Also langer Rede kurzer Sinn: Es sind Traditionen, die wir weiterentwickeln, und Neues, das wir machen. Ein Beispiel für beides ist die Lokale Agenda 21 - starke Tradition, viel Neues wird gemacht. Hier wird nämlich mit allen Stakeholdern gerade an einem Prozess zur Evaluierung, zur Neugestaltung und zum Ausbau der Lokalen Agenda gearbeitet.

 

Es gibt also unzählige Beispiele, und in diesen und anderen Bereichen ist es genau deshalb notwendig, an dem zu arbeiten, weil es eine Frage der Gerechtigkeit und ein Gebot der Demokratie ist. Das wiederum war der Grund, warum wir uns haben fragen müssen: Gelingt uns das jetzt ausreichend? Gibt es da schon genug? Reicht uns der Zustand unserer Demokratie, der Möglichkeiten, die die Menschen in unserer Stadt haben, aus, um den Bedürfnissen und Herausforderungen unserer Zeit gerecht zu werden? Oder müssen wir uns fragen: Wie können wir mehr Menschen ermächtigen, sich zu beteiligen?

 

Genau diese Fragen waren der Hintergrund für die Enquete, von der ich heute kurz berichten darf. Diese hat vor zwei Wochen stattgefunden, der Titel „Die Wiener Demokratie im Wandel?!“ war das Motto und die Frage „Krisen, Transformation und Chancen - wie gestalten wir die Zukunft der Wiener Demokratie gemeinsam?“ die Leitfrage.
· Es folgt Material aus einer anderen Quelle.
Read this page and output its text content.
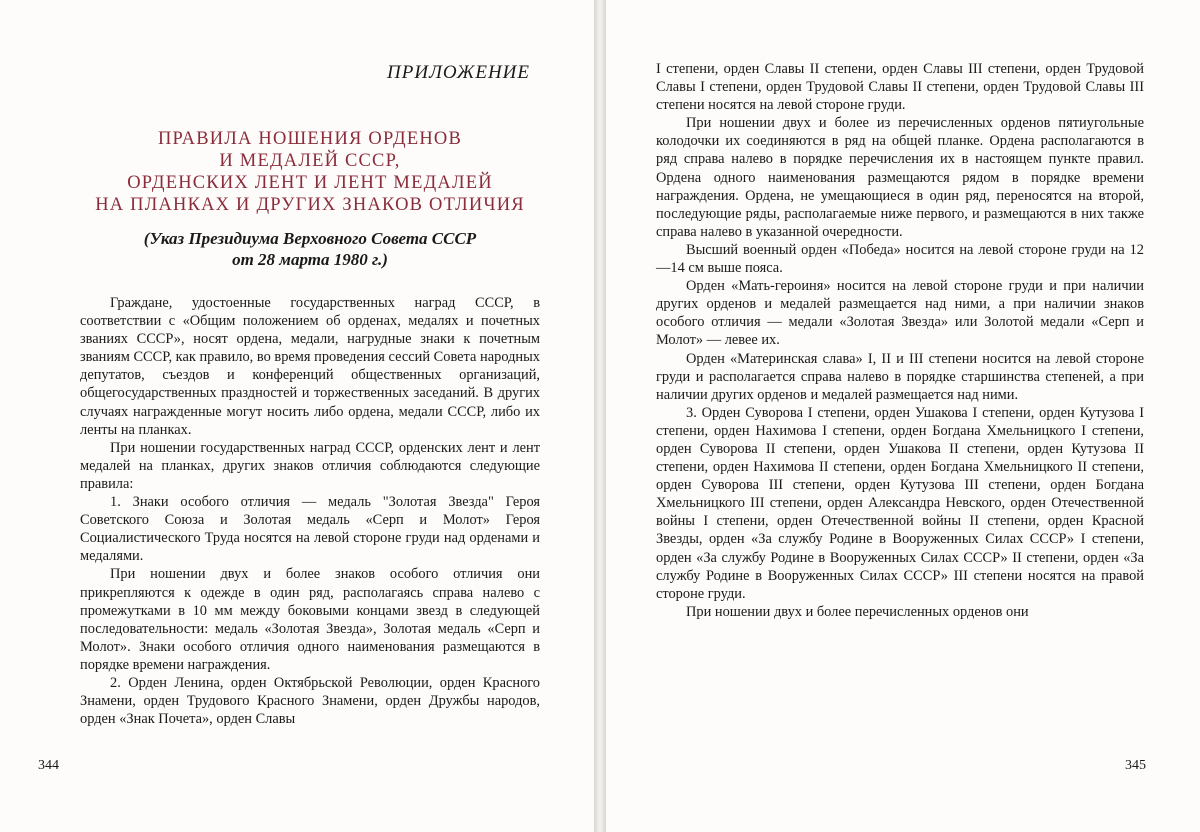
ПРИЛОЖЕНИЕ
ПРАВИЛА НОШЕНИЯ ОРДЕНОВ
И МЕДАЛЕЙ СССР,
ОРДЕНСКИХ ЛЕНТ И ЛЕНТ МЕДАЛЕЙ
НА ПЛАНКАХ И ДРУГИХ ЗНАКОВ ОТЛИЧИЯ
(Указ Президиума Верховного Совета СССР
от 28 марта 1980 г.)

Граждане, удостоенные государственных наград СССР, в соответствии с «Общим положением об орденах, медалях и почетных званиях СССР», носят ордена, медали, нагрудные знаки к почетным званиям СССР, как правило, во время проведения сессий Совета народных депутатов, съездов и конференций общественных организаций, общегосударственных праздностей и торжественных заседаний. В других случаях награжденные могут носить либо ордена, медали СССР, либо их ленты на планках.

При ношении государственных наград СССР, орденских лент и лент медалей на планках, других знаков отличия соблюдаются следующие правила:

1. Знаки особого отличия — медаль "Золотая Звезда" Героя Советского Союза и Золотая медаль «Серп и Молот» Героя Социалистического Труда носятся на левой стороне груди над орденами и медалями.

При ношении двух и более знаков особого отличия они прикрепляются к одежде в один ряд, располагаясь справа налево с промежутками в 10 мм между боковыми концами звезд в следующей последовательности: медаль «Золотая Звезда», Золотая медаль «Серп и Молот». Знаки особого отличия одного наименования размещаются в порядке времени награждения.

2. Орден Ленина, орден Октябрьской Революции, орден Красного Знамени, орден Трудового Красного Знамени, орден Дружбы народов, орден «Знак Почета», орден Славы

344

I степени, орден Славы II степени, орден Славы III степени, орден Трудовой Славы I степени, орден Трудовой Славы II степени, орден Трудовой Славы III степени носятся на левой стороне груди.

При ношении двух и более из перечисленных орденов пятиугольные колодочки их соединяются в ряд на общей планке. Ордена располагаются в ряд справа налево в порядке перечисления их в настоящем пункте правил. Ордена одного наименования размещаются рядом в порядке времени награждения. Ордена, не умещающиеся в один ряд, переносятся на второй, последующие ряды, располагаемые ниже первого, и размещаются в них также справа налево в указанной очередности.

Высший военный орден «Победа» носится на левой стороне груди на 12—14 см выше пояса.

Орден «Мать-героиня» носится на левой стороне груди и при наличии других орденов и медалей размещается над ними, а при наличии знаков особого отличия — медали «Золотая Звезда» или Золотой медали «Серп и Молот» — левее их.

Орден «Материнская слава» I, II и III степени носится на левой стороне груди и располагается справа налево в порядке старшинства степеней, а при наличии других орденов и медалей размещается над ними.

3. Орден Суворова I степени, орден Ушакова I степени, орден Кутузова I степени, орден Нахимова I степени, орден Богдана Хмельницкого I степени, орден Суворова II степени, орден Ушакова II степени, орден Кутузова II степени, орден Нахимова II степени, орден Богдана Хмельницкого II степени, орден Суворова III степени, орден Кутузова III степени, орден Богдана Хмельницкого III степени, орден Александра Невского, орден Отечественной войны I степени, орден Отечественной войны II степени, орден Красной Звезды, орден «За службу Родине в Вооруженных Силах СССР» I степени, орден «За службу Родине в Вооруженных Силах СССР» II степени, орден «За службу Родине в Вооруженных Силах СССР» III степени носятся на правой стороне груди.

При ношении двух и более перечисленных орденов они

345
Und allen war klar, dieses „wie“ kann einmal jedenfalls beantwortet werden mit: Demokratie stärken und mit Innovationen vorangehen.

 

Ich traue mich, für die Anwesenden bei der Enquete zu sprechen - und ich möchte mich auch bei denjenigen bedanken, die aus den Gemeinderatsklubs dabei waren, den ganzen Tag dabei waren -, wenn ich sage, dass man festhalten kann, der Austausch dort war fruchtbar und jedenfalls motivierend. Was war? - Um es sehr kurz zu erzählen: Hochrangige Expertinnen und Experten haben den Tag begonnen: Caroline Paulick-Thiel von Politics for Tomorrow, Dominik Hierlemann von der Bertelsmann-Stiftung, Regina Paesler-Schorling aus der Stadt Hamburg und Sieglinde Rosenberger von der Uni Wien haben den Auftakt gemacht für eine Diskussion, die dann von den über 120 Teilnehmerinnen und Teilnehmern in Workshops den ganzen Tag vertieft wurde und zuletzt auch mit den Vertreterinnen und Vertretern der Klubs aus dem Gemeinderat geführt wurde.

 

Das Ziel war - und das, finde ich, ist wirklich gut gelungen -, diesen Austausch zur Weiterentwicklung der Demokratie in Wien anzuregen - ich möchte das auch an dieser Stelle sagen: Das, wovon ich hier berichten darf, ist ein Start -, diesen Demokratieausbau anzustoßen, und ich freue mich daher wirklich sehr, dass es bei dieser konstruktiven Auseinandersetzung vor zwei Wochen gelungen ist, sehr viele Empfehlungen für den Ausbau der Demokratie zu formulieren. Das heißt, es war ein starker Auftakt für den notwendigen Prozess, die Beteiligung von Bürgerinnen und Bürgern in Wien zu stärken. In den nächsten Tagen wird die Dokumentation der Enquete fertig sein, sie wird natürlich allen Teilnehmerinnen und Teilnehmern der Enquete und auch uns hier als Basis für die Arbeit zur Verfügung stehen.